Furthermore, HFLI organized the 1 st , 2 nd and 3 rd Financial Literacy Conference in Greece in April (e.g. the Month of Financial Literacy) in three consecutive years, i.e. 2017, 2018 and 2019, at the Athens Stock Exchange. In 2018, a distinguished keynote speaker for the Conference was Dr. Adele Atkinson, an impactful senior policy analyst from the OECD Financial Education and Consumer Protection Unit.
In addition, Dr. Vasiliki Tzora, Scientific Associate at HFLI, presented the preliminary findings of her PhD thesis supervised by Professor Nikolaos Philippas at the OECD’s High-Level Conference on Financial Education In Schools and for Youth, which took place in Armenia on 11-12 th July, 2018. Following the methodology of PISA, the evidence presented was based on a novel survey of more than 3,000 15-year-old pupils from all over Greece. At present, this is the biggest survey that has been conducted in Greece for measuring the levels of financial literacy. We must also note that the findings of the Institute’s research work have been published in scientific journals with the affiliation of the Institute, and specifically, in Applied Economics (2018), the European Journal of Finance (2019) and the Journal of International Financial Markets, Institutions & Money (2020). The chairman of the Institute has also published numerous articles in the Greek press (Vima, Kathimerini, Euro2day, Proto Thema, CNN, ethnos , Insider etc.), has given interviews on the TV (Skai TV, Mega TV) and the radio (National Radio Station). More recently, Professor Philippas has launched a set of innovative E-learning programs, the first of which is titled ‘’Personal Finance’’.
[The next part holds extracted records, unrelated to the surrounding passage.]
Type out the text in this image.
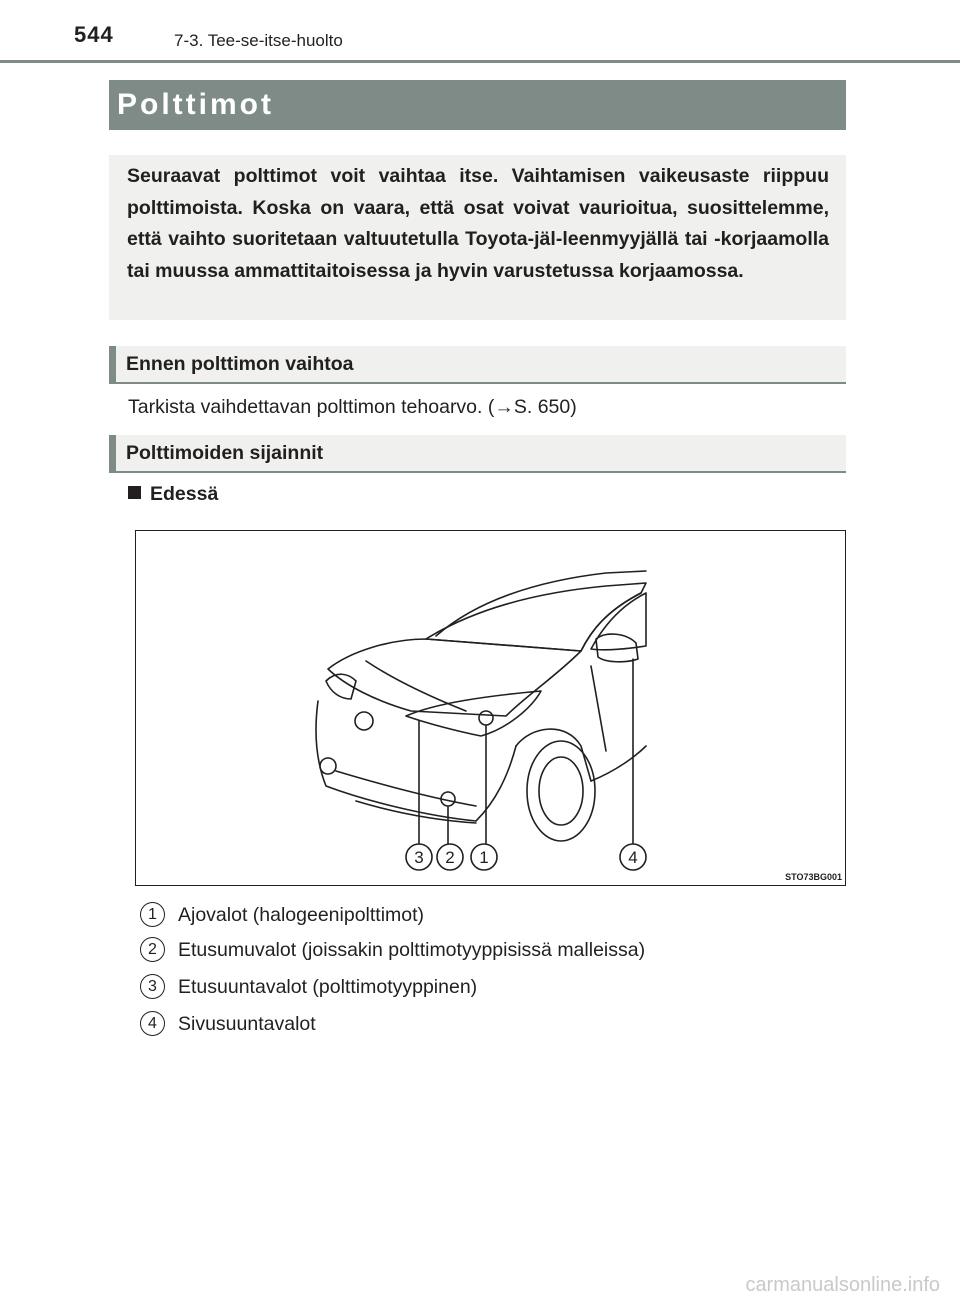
544	7-3. Tee-se-itse-huolto
Polttimot

Seuraavat polttimot voit vaihtaa itse. Vaihtamisen vaikeusaste riippuu polttimoista. Koska on vaara, että osat voivat vaurioitua, suosittelemme, että vaihto suoritetaan valtuutetulla Toyota-jäl-leenmyyjällä tai -korjaamolla tai muussa ammattitaitoisessa ja hyvin varustetussa korjaamossa.

Ennen polttimon vaihtoa
Tarkista vaihdettavan polttimon tehoarvo. (→S. 650)
Polttimoiden sijainnit
Edessä
3 2 1	4
STO73BG001
1	Ajovalot (halogeenipolttimot)
2	Etusumuvalot (joissakin polttimotyyppisissä malleissa)
3	Etusuuntavalot (polttimotyyppinen)
4	Sivusuuntavalot
carmanualsonline.info
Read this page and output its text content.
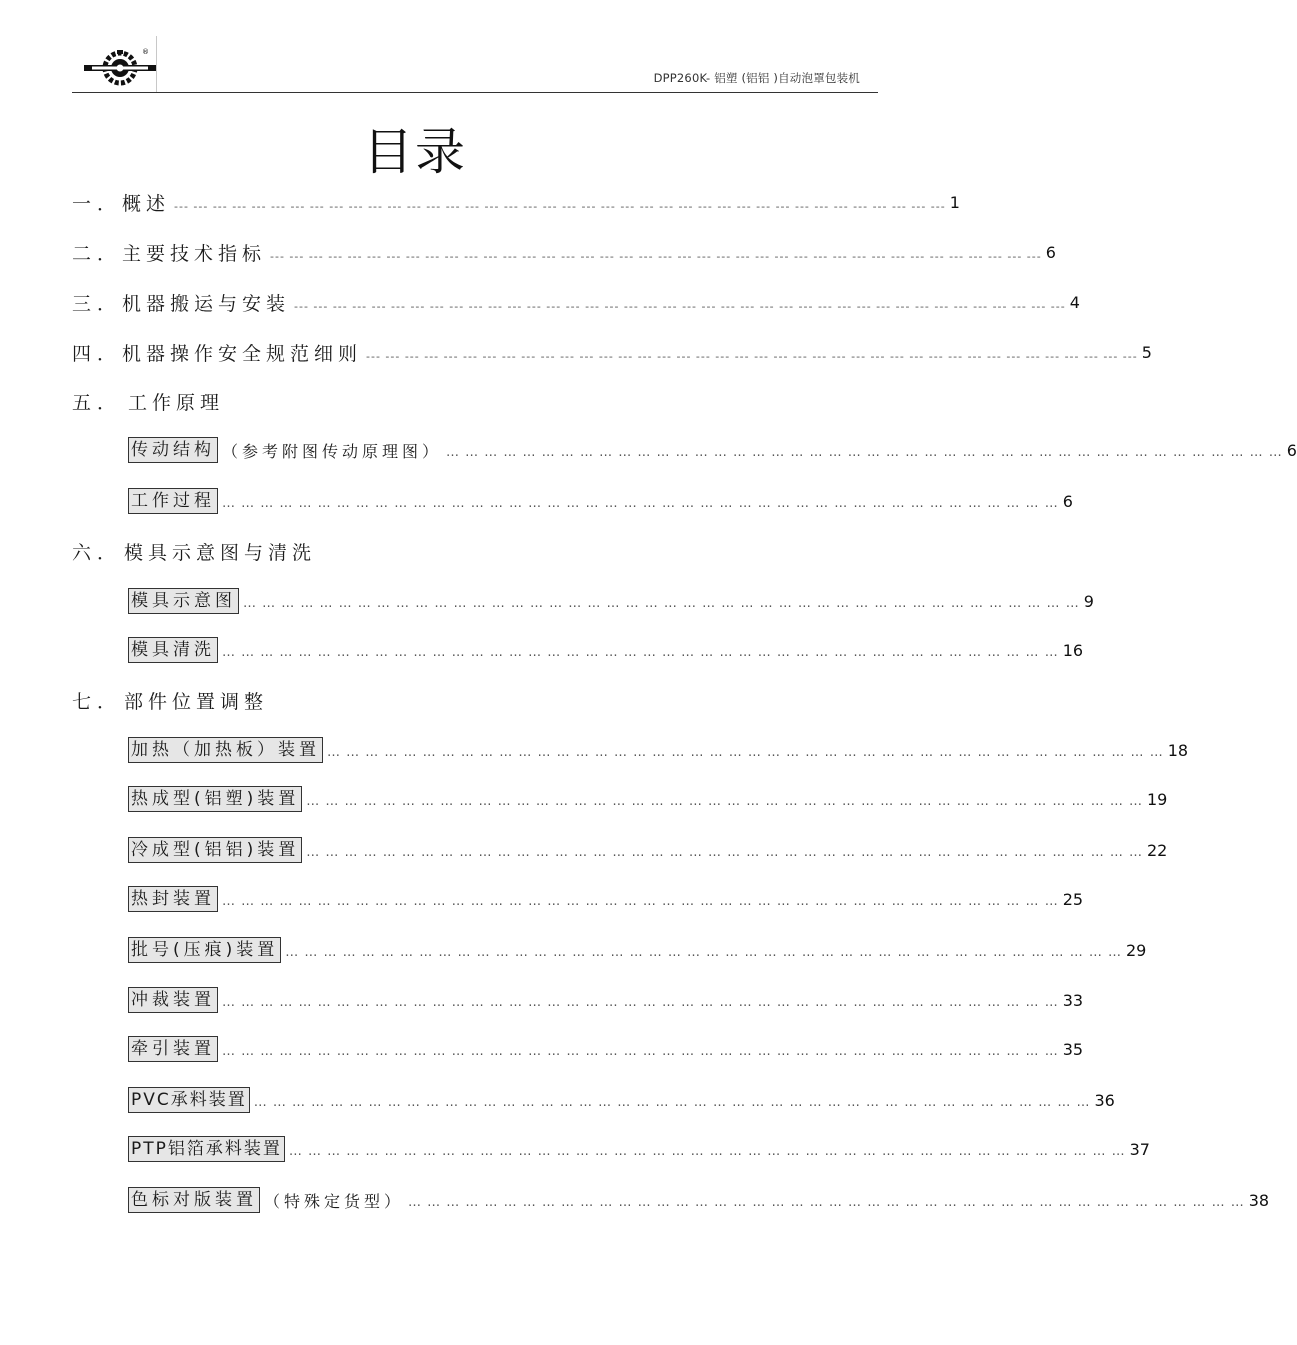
®
DPP260K- 铝塑 (铝铝 )自动泡罩包装机
目录
一． 概述 --- --- --- --- --- --- --- --- --- --- --- --- --- --- --- --- --- --- --- --- --- --- --- --- --- --- --- --- --- --- --- --- --- --- --- --- --- --- --- --- 1
二． 主要技术指标 --- --- --- --- --- --- --- --- --- --- --- --- --- --- --- --- --- --- --- --- --- --- --- --- --- --- --- --- --- --- --- --- --- --- --- --- --- --- --- --- 6
三． 机器搬运与安装 --- --- --- --- --- --- --- --- --- --- --- --- --- --- --- --- --- --- --- --- --- --- --- --- --- --- --- --- --- --- --- --- --- --- --- --- --- --- --- --- 4
四． 机器操作安全规范细则 --- --- --- --- --- --- --- --- --- --- --- --- --- --- --- --- --- --- --- --- --- --- --- --- --- --- --- --- --- --- --- --- --- --- --- --- --- --- --- --- 5
五． 工作原理
传动结构 （参考附图传动原理图） … … … … … … … … … … … … … … … … … … … … … … … … … … … … … … … … … … … … … … … … … … … … 6
工作过程 … … … … … … … … … … … … … … … … … … … … … … … … … … … … … … … … … … … … … … … … … … … … 6
六． 模具示意图与清洗
模具示意图 … … … … … … … … … … … … … … … … … … … … … … … … … … … … … … … … … … … … … … … … … … … … 9
模具清洗 … … … … … … … … … … … … … … … … … … … … … … … … … … … … … … … … … … … … … … … … … … … … 16
七． 部件位置调整
加热（加热板）装置 … … … … … … … … … … … … … … … … … … … … … … … … … … … … … … … … … … … … … … … … … … … … 18
热成型(铝塑)装置 … … … … … … … … … … … … … … … … … … … … … … … … … … … … … … … … … … … … … … … … … … … … 19
冷成型(铝铝)装置 … … … … … … … … … … … … … … … … … … … … … … … … … … … … … … … … … … … … … … … … … … … … 22
热封装置 … … … … … … … … … … … … … … … … … … … … … … … … … … … … … … … … … … … … … … … … … … … … 25
批号(压痕)装置 … … … … … … … … … … … … … … … … … … … … … … … … … … … … … … … … … … … … … … … … … … … … 29
冲裁装置 … … … … … … … … … … … … … … … … … … … … … … … … … … … … … … … … … … … … … … … … … … … … 33
牵引装置 … … … … … … … … … … … … … … … … … … … … … … … … … … … … … … … … … … … … … … … … … … … … 35
PVC承料装置 … … … … … … … … … … … … … … … … … … … … … … … … … … … … … … … … … … … … … … … … … … … … 36
PTP铝箔承料装置 … … … … … … … … … … … … … … … … … … … … … … … … … … … … … … … … … … … … … … … … … … … … 37
色标对版装置 （特殊定货型） … … … … … … … … … … … … … … … … … … … … … … … … … … … … … … … … … … … … … … … … … … … … 38
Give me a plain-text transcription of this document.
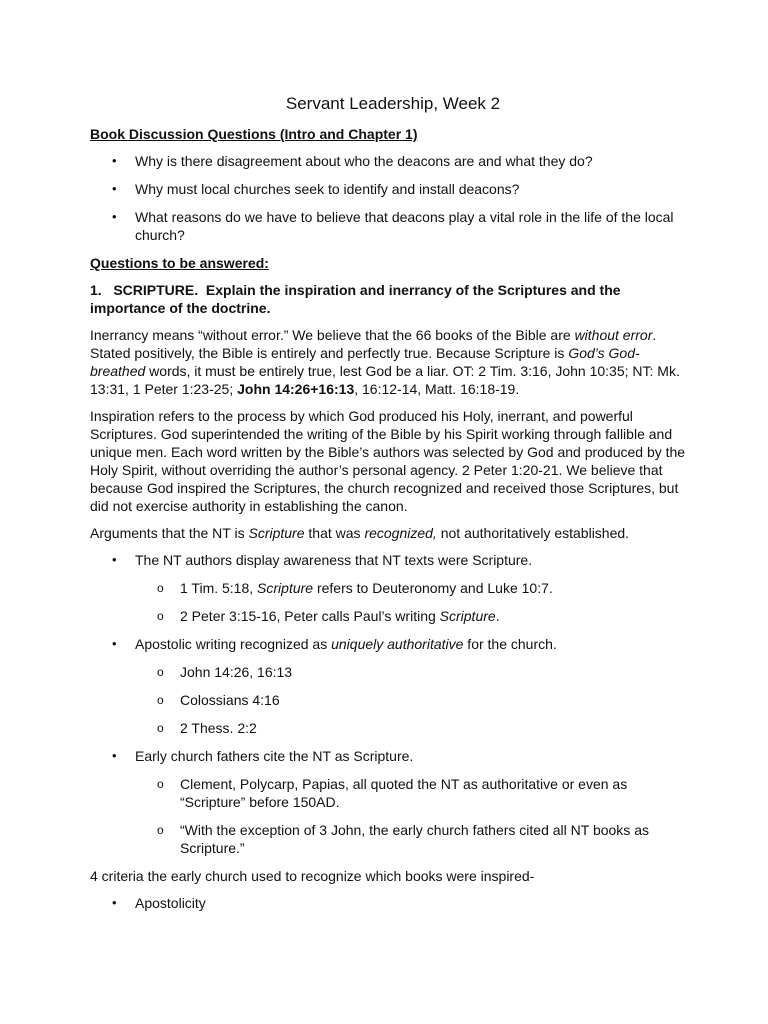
Servant Leadership, Week 2
Book Discussion Questions (Intro and Chapter 1)
• Why is there disagreement about who the deacons are and what they do?
• Why must local churches seek to identify and install deacons?
• What reasons do we have to believe that deacons play a vital role in the life of the local church?
Questions to be answered:
1.   SCRIPTURE.  Explain the inspiration and inerrancy of the Scriptures and the importance of the doctrine.

Inerrancy means “without error.” We believe that the 66 books of the Bible are without error. Stated positively, the Bible is entirely and perfectly true. Because Scripture is God’s God-breathed words, it must be entirely true, lest God be a liar. OT: 2 Tim. 3:16, John 10:35; NT: Mk. 13:31, 1 Peter 1:23-25; John 14:26+16:13, 16:12-14, Matt. 16:18-19.

Inspiration refers to the process by which God produced his Holy, inerrant, and powerful Scriptures. God superintended the writing of the Bible by his Spirit working through fallible and unique men. Each word written by the Bible’s authors was selected by God and produced by the Holy Spirit, without overriding the author’s personal agency. 2 Peter 1:20-21. We believe that because God inspired the Scriptures, the church recognized and received those Scriptures, but did not exercise authority in establishing the canon.

Arguments that the NT is Scripture that was recognized, not authoritatively established.

• The NT authors display awareness that NT texts were Scripture.
o 1 Tim. 5:18, Scripture refers to Deuteronomy and Luke 10:7.
o 2 Peter 3:15-16, Peter calls Paul’s writing Scripture.
• Apostolic writing recognized as uniquely authoritative for the church.
o John 14:26, 16:13
o Colossians 4:16
o 2 Thess. 2:2
• Early church fathers cite the NT as Scripture.
o Clement, Polycarp, Papias, all quoted the NT as authoritative or even as “Scripture” before 150AD.
o “With the exception of 3 John, the early church fathers cited all NT books as Scripture.”

4 criteria the early church used to recognize which books were inspired-

• Apostolicity
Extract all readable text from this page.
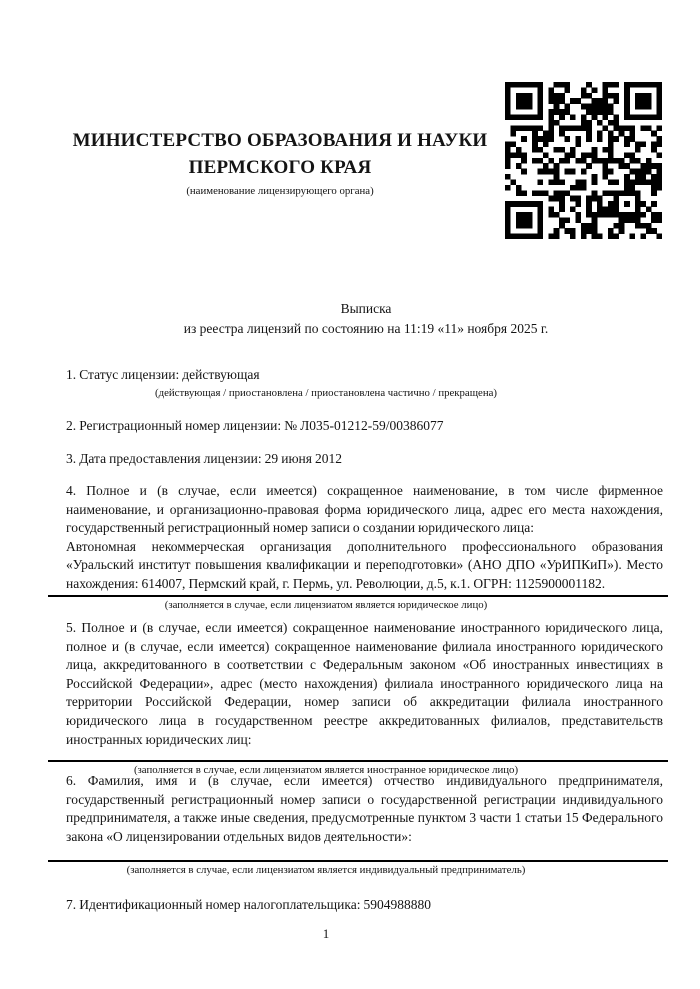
МИНИСТЕРСТВО ОБРАЗОВАНИЯ И НАУКИ
ПЕРМСКОГО КРАЯ
(наименование лицензирующего органа)
Выписка
из реестра лицензий по состоянию на 11:19 «11» ноября 2025 г.
1. Статус лицензии: действующая
(действующая / приостановлена / приостановлена частично / прекращена)
2. Регистрационный номер лицензии: № Л035-01212-59/00386077
3. Дата предоставления лицензии: 29 июня 2012
4. Полное и (в случае, если имеется) сокращенное наименование, в том числе фирменное наименование, и организационно-правовая форма юридического лица, адрес его места нахождения, государственный регистрационный номер записи о создании юридического лица:
Автономная некоммерческая организация дополнительного профессионального образования «Уральский институт повышения квалификации и переподготовки» (АНО ДПО «УрИПКиП»). Место нахождения: 614007, Пермский край, г. Пермь, ул. Революции, д.5, к.1. ОГРН: 1125900001182.
(заполняется в случае, если лицензиатом является юридическое лицо)
5. Полное и (в случае, если имеется) сокращенное наименование иностранного юридического лица, полное и (в случае, если имеется) сокращенное наименование филиала иностранного юридического лица, аккредитованного в соответствии с Федеральным законом «Об иностранных инвестициях в Российской Федерации», адрес (место нахождения) филиала иностранного юридического лица на территории Российской Федерации, номер записи об аккредитации филиала иностранного юридического лица в государственном реестре аккредитованных филиалов, представительств иностранных юридических лиц:
(заполняется в случае, если лицензиатом является иностранное юридическое лицо)
6. Фамилия, имя и (в случае, если имеется) отчество индивидуального предпринимателя, государственный регистрационный номер записи о государственной регистрации индивидуального предпринимателя, а также иные сведения, предусмотренные пунктом 3 части 1 статьи 15 Федерального закона «О лицензировании отдельных видов деятельности»:
(заполняется в случае, если лицензиатом является индивидуальный предприниматель)
7. Идентификационный номер налогоплательщика: 5904988880
1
Some of the most noteworthy work of the Institute includes the development of actions for vulnerable social groups, such as children, women, pensioners and immigrants. With all these initiatives, the institute aims to significantly contribute towards the creation of a long-term national strategy to alleviate financial illiteracy in Greece, through a multitude of actions, such as providing financial educational material for elementary schools and financial empowerment material for children nationwide, in order to spread financial education and knowledge. Its initiatives aim to include individuals from all social groups and classes but mainly target children and adolescents. Ultimately, citizens will improve the level of financial well-being for themselves and their family, which is a necessary prerequisite for the continuous well-being of a society.
The accomplishment of this goal is especially important for the Greek people, who have undergone many challenges during the past twelve years of the economic and social crisis, the consequences of which are likely to impact the future, in terms of indebtedness, non-performing loans, high unemployment, the stagnation of GDP and the financial stress that has permeated the Greek society.